A recent study from SEMrush, for example, suggests that longreads (3,000+ words) tend to get four times more traffic and shares than articles of medium length. The same goes for article titles; by writing catchy, self-explanatory headlines that contain at least ten words, you can increase blog post traffic by up to 100%. Making use of H2-H4 header tags containing relevant keywords, as well as bulleted lists and quality visuals will improve your articles’ ranking too.
Going back to our keywords, I recommend that you keep the overall keyword density below 3%.
It is also vital to create proper meta titles and descriptions for your article. For this, you should:
- Use different focus keywords in the article’s title and description
- Observe the character limit (70 and 160 characters for titles and descriptions, respectively)
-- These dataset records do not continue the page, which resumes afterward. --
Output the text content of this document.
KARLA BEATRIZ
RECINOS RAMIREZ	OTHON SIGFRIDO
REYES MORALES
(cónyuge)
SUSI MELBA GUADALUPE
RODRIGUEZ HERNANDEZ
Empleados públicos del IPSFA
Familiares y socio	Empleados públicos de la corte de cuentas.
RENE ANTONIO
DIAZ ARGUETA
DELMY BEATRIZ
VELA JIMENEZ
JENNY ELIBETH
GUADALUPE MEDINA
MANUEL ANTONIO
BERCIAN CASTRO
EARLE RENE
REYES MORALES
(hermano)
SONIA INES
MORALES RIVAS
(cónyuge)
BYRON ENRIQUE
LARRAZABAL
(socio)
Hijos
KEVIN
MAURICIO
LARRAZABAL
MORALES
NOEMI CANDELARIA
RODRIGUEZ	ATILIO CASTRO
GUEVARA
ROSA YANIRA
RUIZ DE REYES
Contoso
- Write descriptions that directly answer a user’s query and explain what the article is about
Step 6: Promote Your Content
In addition to SEO, there are several things you can do to drive traffic to your blog post and thus boost your lead generation efforts:
- Pitch the content to a popular publication related to mobile app development, digital transformation, or business growth on Medium.com once your article gets indexed by Google. You can also publish blog post teasers on content aggregators like Growth Hackers
- Repackage articles into SlideShare presentations or infographics
- Create downloadables — white papers or eBooks — based on the original content
- Consider launching PPC campaigns or paid ads on social media
- Craft a newsletter highlighting your new content and send it out across your HoReCa email database
Finally, you need to monitor your content performance using Google Analytics and tools like SEMrush or Ahrefs. When doing so, focus on actionable metrics; a 75% bounce rate might signal a problem, but it’s more important to measure how many users who landed on your blog post proceeded to fill out the contact form.
As more IT companies jump on the content marketing bandwagon, creating well-researched and SEO-friendly articles tailored to a particular audience is the only way to stand out from the competition. The reason most technology companies are failing to produce such content might be rooted in the wrong perception of content’s role in lead generation, as well as the lack of dedicated resources.
Put this blog post lead generation strategy to work — and please let me know whether it works for you!